On Land

Environment Information
At Rill Architects we run ArchiCAD on Mac OS X. If you work at Rill, this is your stuff. If you don't, but you work in ArchiCAD, you may find something interesting. Anybody else, I don't know.

In creative GDL, windows are about the most complex things there are. Yet to slabify a window is no harder than a regular object.

This example is for an silly piece of glazing, but you could use the same technique for a custom trim panel 'window'.

1. Build slabs to model the parts of the window: the sash, the frame, the glass. Give each part a descriptive ID. This helpful when modifying the autoscripted window. In addition to all the visible parts of the window, draw another slab in the shape of the hole you want cut in the wall. This slab must have the ID ‘wallhole’.

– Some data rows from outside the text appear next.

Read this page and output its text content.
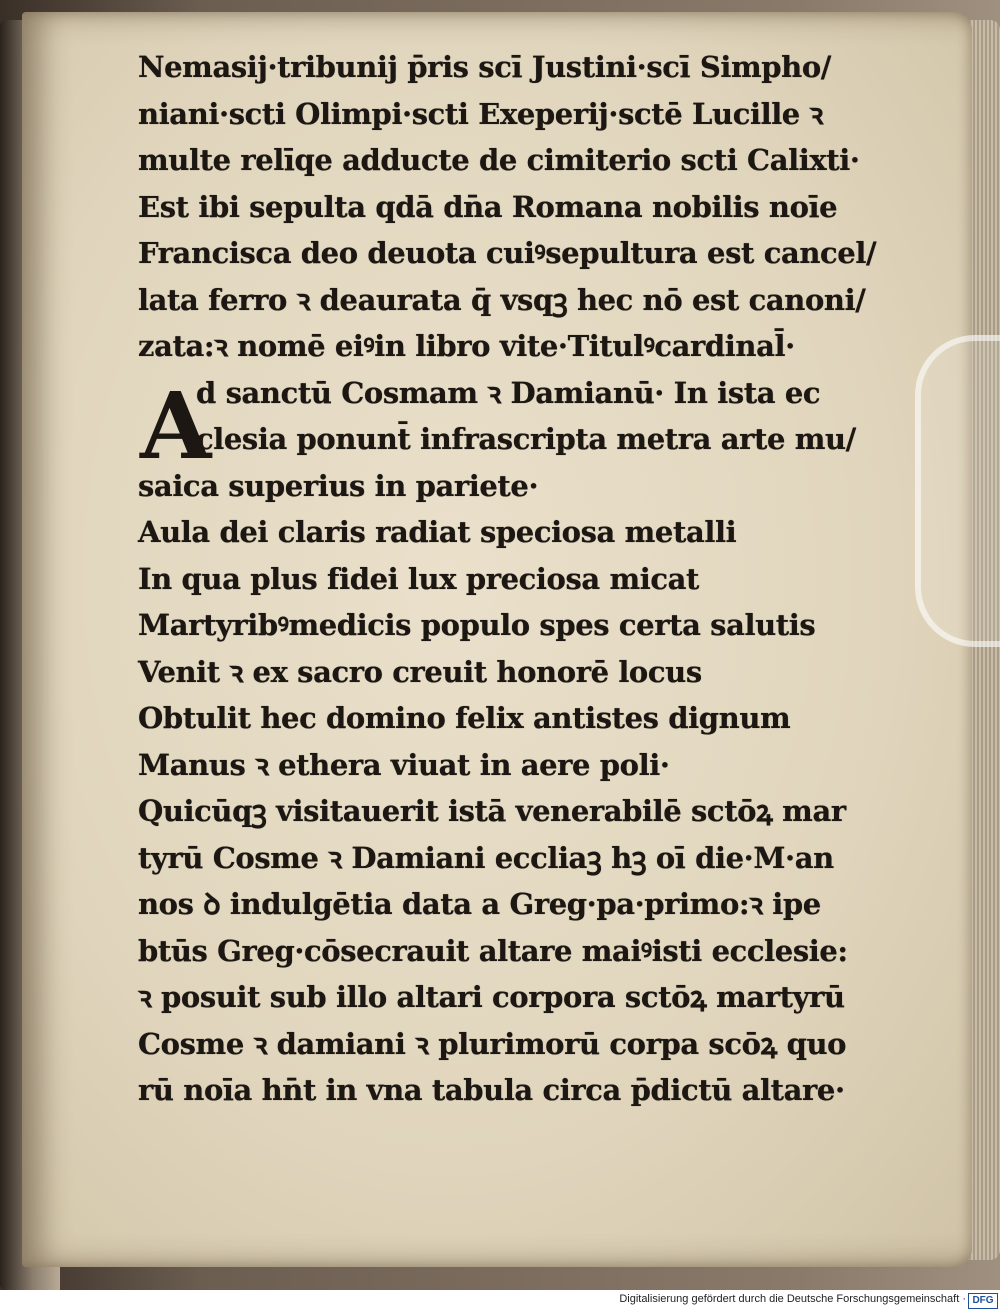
A

Nemasij·tribunij p̄ris scī Justini·scī Simpho/

niani·scti Olimpi·scti Exeperij·sctē Lucille ꝛ

multe relīqe adducte de cimiterio scti Calixti·

Est ibi sepulta qdā dn̄a Romana nobilis noīe

Francisca deo deuota cuiꝰsepultura est cancel/

lata ferro ꝛ deaurata q̄ vsqꝫ hec nō est canoni/

zata:ꝛ nomē eiꝰin libro vite·Titulꝰcardinal̄·

d sanctū Cosmam ꝛ Damianū· In ista ec

clesia ponunt̄ infrascripta metra arte mu/

saica superius in pariete·

Aula dei claris radiat speciosa metalli

In qua plus fidei lux preciosa micat

Martyribꝰmedicis populo spes certa salutis

Venit ꝛ ex sacro creuit honorē locus

Obtulit hec domino felix antistes dignum

Manus ꝛ ethera viuat in aere poli·

Quicūqꝫ visitauerit istā venerabilē sctōꝝ mar

tyrū Cosme ꝛ Damiani eccliaꝫ hꝫ oī die·M·an

nos ꝺ indulgētia data a Greg·pa·primo:ꝛ ipe

btūs Greg·cōsecrauit altare maiꝰisti ecclesie:

ꝛ posuit sub illo altari corpora sctōꝝ martyrū

Cosme ꝛ damiani ꝛ plurimorū corpa scōꝝ quo

rū noīa hn̄t in vna tabula circa p̄dictū altare·

Digitalisierung gefördert durch die Deutsche Forschungsgemeinschaft · DFG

Use distinct materials for the parts. (Use appropriate materials, unless you plan on modifying the script.) It might help to cut a section to align the parts.

2. Position the whole assembly so the origin is at the bottom, in the middle of the window. In the Z direction, elevate the whole assembly so it lies directly on top of the origin. Section helps here too.

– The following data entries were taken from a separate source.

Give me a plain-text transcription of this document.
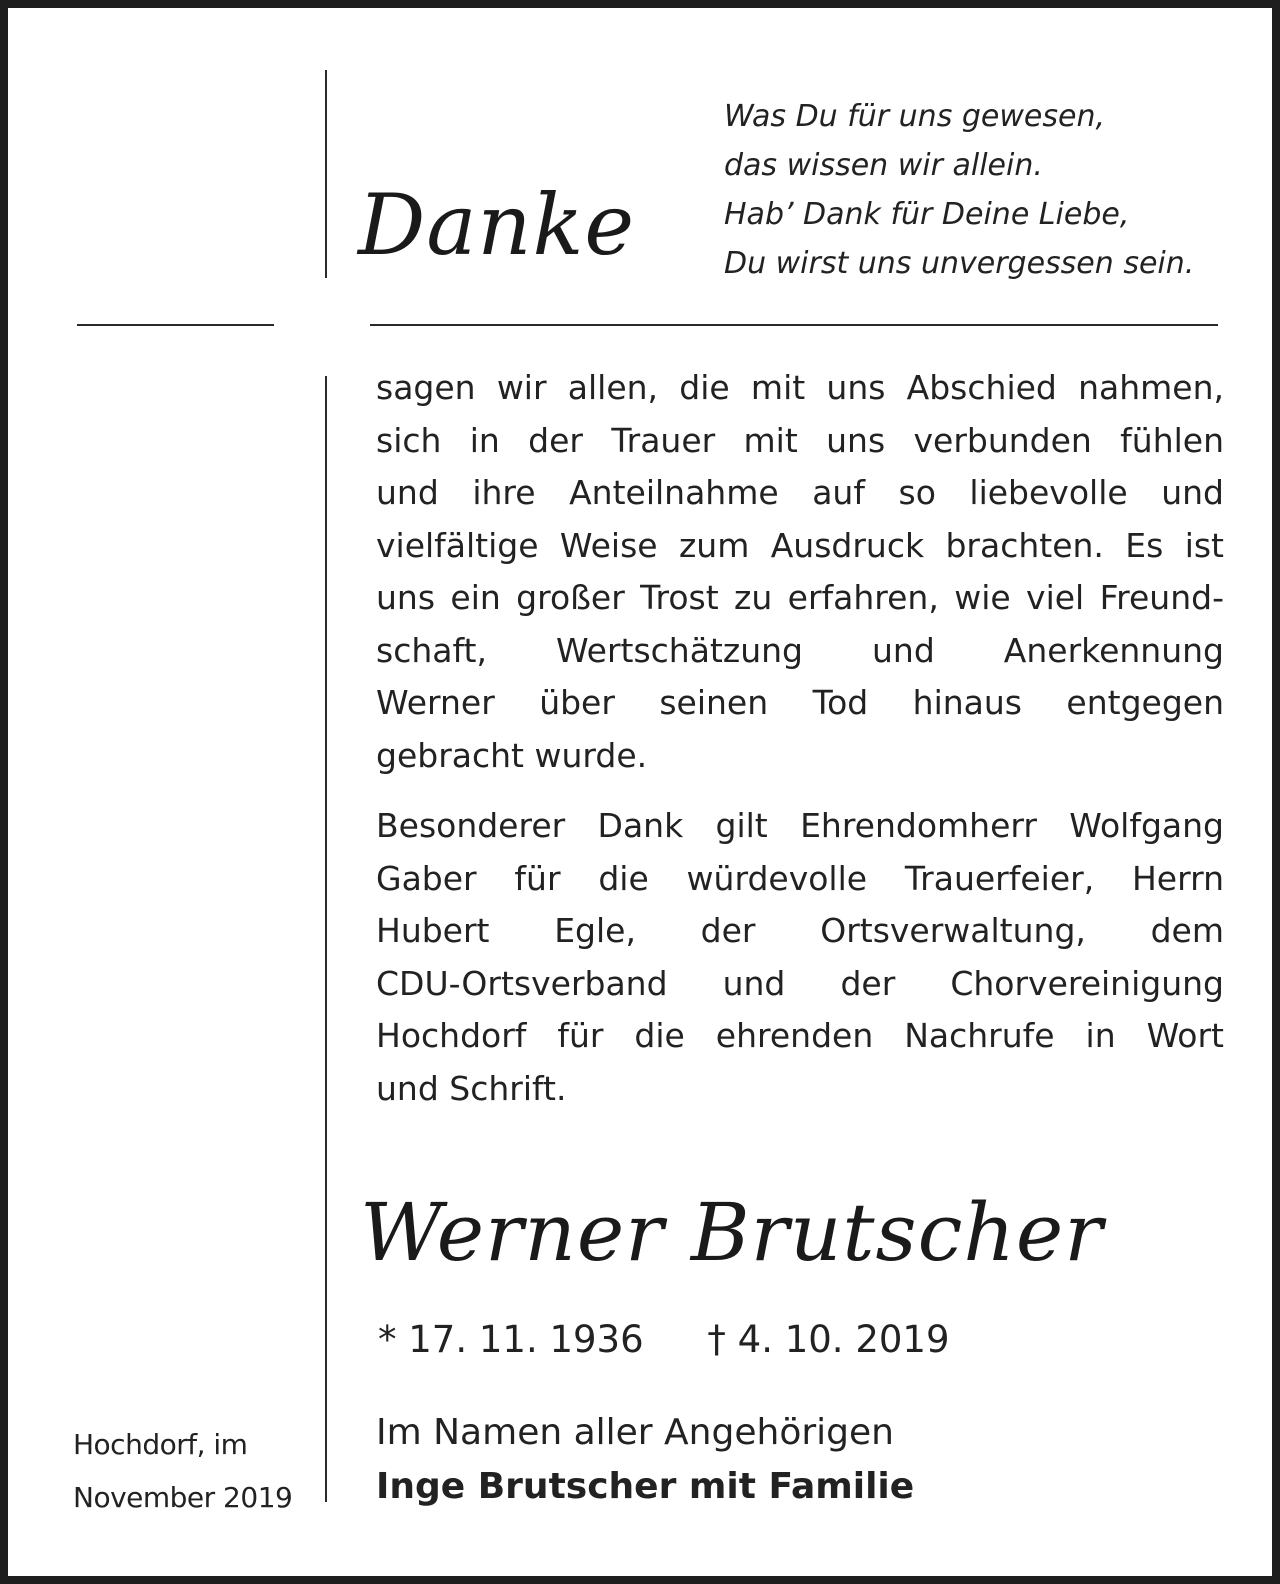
Danke
Was Du für uns gewesen,
das wissen wir allein.
Hab’ Dank für Deine Liebe,
Du wirst uns unvergessen sein.
sagen wir allen, die mit uns Abschied nahmen,
sich in der Trauer mit uns verbunden fühlen
und ihre Anteilnahme auf so liebevolle und
vielfältige Weise zum Ausdruck brachten. Es ist
uns ein großer Trost zu erfahren, wie viel Freund-
schaft, Wertschätzung und Anerkennung
Werner über seinen Tod hinaus entgegen
gebracht wurde.
Besonderer Dank gilt Ehrendomherr Wolfgang
Gaber für die würdevolle Trauerfeier, Herrn
Hubert Egle, der Ortsverwaltung, dem
CDU-Ortsverband und der Chorvereinigung
Hochdorf für die ehrenden Nachrufe in Wort
und Schrift.
Werner Brutscher
* 17. 11. 1936 † 4. 10. 2019
Hochdorf, im
November 2019
Im Namen aller Angehörigen
Inge Brutscher mit Familie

Here’s the whole thing in 3D, without the wallhole slab. Not our typical style, but...

Goofy Window Parts

3. Select all the parts and go to the 3D window. Go to File > GDL Objects (or Libraries and Objects) > Save 3D Model As. Save the window in a loaded library. (Probably the project library, right?)

Goofy Window

When the window is saved, the ‘wallhole’ slab is turned into a hole and deleted.

Like any slabified object, it's not smartly stretchy by nature; it would become distorted.